Подойдя к окну и послушав концерт очень быстрого темпа, считая для себя неловким сидеть возле незнакомого человека и молчать, я сказал:
— Много же их, и здорово действуют!
— Много-то много, — ответил он, — и здорово, но наши все-таки крепче!
После того как бывает у собак, что только чуть понюхать надо друг друга и разойтись, после наших слов нам стало так, что можно хоть всю ночь рядом сидеть, смотреть и молчать. Да, вот и хорошо же было помолчать. Концерты лягушек это были самые громкие звуки, а было еще много всего от кузнечиков, цикад, и все не по-нашему. И какие огромные листья, и в тени их сколько летающих огоньков, и сколько влаги на листьях! Капли собирались и, падая на что-то металлическое внизу, издавали звуки, как будто это ударяло в колокол. Дерево заслоняло собой море, но прибой доносился снизу отчетливо, и оттого казалось — мы находимся на большой высоте. Так, набрав в себя и ухом, и глазом, и дыханием много чего-то особенного, я лег на свой стол и в тонком сне начал продолжать из того материала звучного и летающих огней создавать какие-то большие зеленые светлые волны.
Как и нужно было ожидать, утром оказалось не то: дерево, маньчжурский орех, само по себе было таким же необыкновенно большим и с такими же громадными листьями, но вокруг все было загажено и среди всей этой человеческой дряни с газетными бумагами у дерева висел чайник для умывания, капли влаги с листьев падали в этот чайник, и он, переполненный, капал на такую старую ванну, что даже цинк, тускло-мертвый нержавеющий металл, все-таки изменился и пожелтел. Ни малейшего разочарования у меня при виде этой картины не было. Ведь стоило отойти несколько сот шагов за границу хозяйства Дальрыбы, чтобы снова стало все интересным. Я умылся, закинул свою спинсумку, привязал к поясу чайник и отправился в горы варить себе чай.
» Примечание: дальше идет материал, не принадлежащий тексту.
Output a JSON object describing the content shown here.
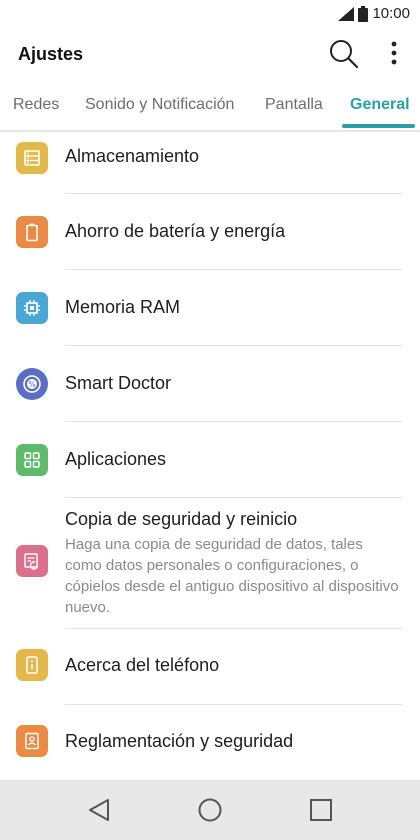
{
  "status": {
    "time": "10:00"
  },
  "header": {
    "title": "Ajustes"
  },
  "tabs": [
    {
      "label": "Redes"
    },
    {
      "label": "Sonido y Notificación"
    },
    {
      "label": "Pantalla"
    },
    {
      "label": "General"
    }
  ],
  "active_tab": "General",
  "items": [
    {
      "title": "Almacenamiento",
      "icon": "storage-icon",
      "color": "#e2b94a"
    },
    {
      "title": "Ahorro de batería y energía",
      "icon": "battery-icon",
      "color": "#ea8a45"
    },
    {
      "title": "Memoria RAM",
      "icon": "memory-chip-icon",
      "color": "#4aa6d3"
    },
    {
      "title": "Smart Doctor",
      "icon": "smart-doctor-icon",
      "color": "#5a6fc4"
    },
    {
      "title": "Aplicaciones",
      "icon": "apps-grid-icon",
      "color": "#5fbb6c"
    },
    {
      "title": "Copia de seguridad y reinicio",
      "subtitle": "Haga una copia de seguridad de datos, tales como datos personales o configuraciones, o cópielos desde el antiguo dispositivo al dispositivo nuevo.",
      "icon": "backup-restore-icon",
      "color": "#dc6f8e"
    },
    {
      "title": "Acerca del teléfono",
      "icon": "about-phone-icon",
      "color": "#e2b94a"
    },
    {
      "title": "Reglamentación y seguridad",
      "icon": "regulatory-icon",
      "color": "#ea8a45"
    }
  ],
  "nav": {
    "back_icon": "back-triangle-icon",
    "home_icon": "home-circle-icon",
    "recents_icon": "recents-square-icon"
  }
}
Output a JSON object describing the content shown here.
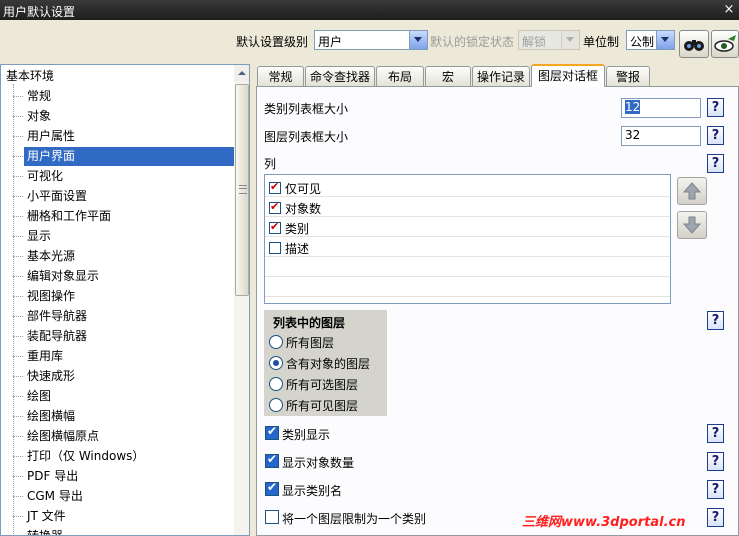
{
  "window": {
    "title": "用户默认设置",
    "close": "×"
  },
  "toolbar": {
    "level_label": "默认设置级别",
    "level_value": "用户",
    "lock_label": "默认的锁定状态",
    "lock_value": "解锁",
    "unit_label": "单位制",
    "unit_value": "公制",
    "buttons": [
      "binoculars-icon",
      "view-icon"
    ]
  },
  "tree": {
    "root": "基本环境",
    "items": [
      "常规",
      "对象",
      "用户属性",
      "用户界面",
      "可视化",
      "小平面设置",
      "栅格和工作平面",
      "显示",
      "基本光源",
      "编辑对象显示",
      "视图操作",
      "部件导航器",
      "装配导航器",
      "重用库",
      "快速成形",
      "绘图",
      "绘图横幅",
      "绘图横幅原点",
      "打印（仅 Windows）",
      "PDF 导出",
      "CGM 导出",
      "JT 文件",
      "转换器"
    ],
    "selected_index": 3
  },
  "tabs": [
    "常规",
    "命令查找器",
    "布局",
    "宏",
    "操作记录",
    "图层对话框",
    "警报"
  ],
  "active_tab": 5,
  "panel": {
    "category_list_label": "类别列表框大小",
    "category_list_value": "12",
    "layer_list_label": "图层列表框大小",
    "layer_list_value": "32",
    "columns_label": "列",
    "columns": [
      {
        "label": "仅可见",
        "checked": true
      },
      {
        "label": "对象数",
        "checked": true
      },
      {
        "label": "类别",
        "checked": true
      },
      {
        "label": "描述",
        "checked": false
      }
    ],
    "layers_group": {
      "title": "列表中的图层",
      "options": [
        "所有图层",
        "含有对象的图层",
        "所有可选图层",
        "所有可见图层"
      ],
      "selected_index": 1
    },
    "checkboxes": [
      {
        "label": "类别显示",
        "checked": true
      },
      {
        "label": "显示对象数量",
        "checked": true
      },
      {
        "label": "显示类别名",
        "checked": true
      },
      {
        "label": "将一个图层限制为一个类别",
        "checked": false
      }
    ],
    "help_glyph": "?"
  },
  "watermark": "三维网www.3dportal.cn"
}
Целый день я занимался по-своему, как я умею это и как привык: спускался к морю купаться, ел в корейской столовой акулу, снова поднимался, ловил рыбу с корейцами. Много было всего за целый день, а когда солнце стало склоняться к вечеру, спустился в Дальрыбу, чтобы загодя выбрать себе в канцелярии стол поудобнее. Намаявшись за день, я мечтал о канцелярском столе так же, как избалованные мечтают о пуховиках. И вдруг дверь Дальрыбы не поддается мне, нажимаю сильнее — заперто! И такой голос суровый слышится сверху из форточки: «Чего ты ломишься, обуй глаза, разуй нос». На этот грубый голос я не мог даже и огрызнуться; действительно, стоило только поднять глаза чуть выше дверной ручки — и делалось все понятным: там висел замок.
Видя мою растерянность, человек, говоривший со мной в форточку, смягчился и посоветовал искать ночлег на промыслах на той стороне бухты.
— Только идите, — сказал он, — вон по той тропе верхом, а то, кажется, на нижнюю тропу скала обвалилась и не пройти.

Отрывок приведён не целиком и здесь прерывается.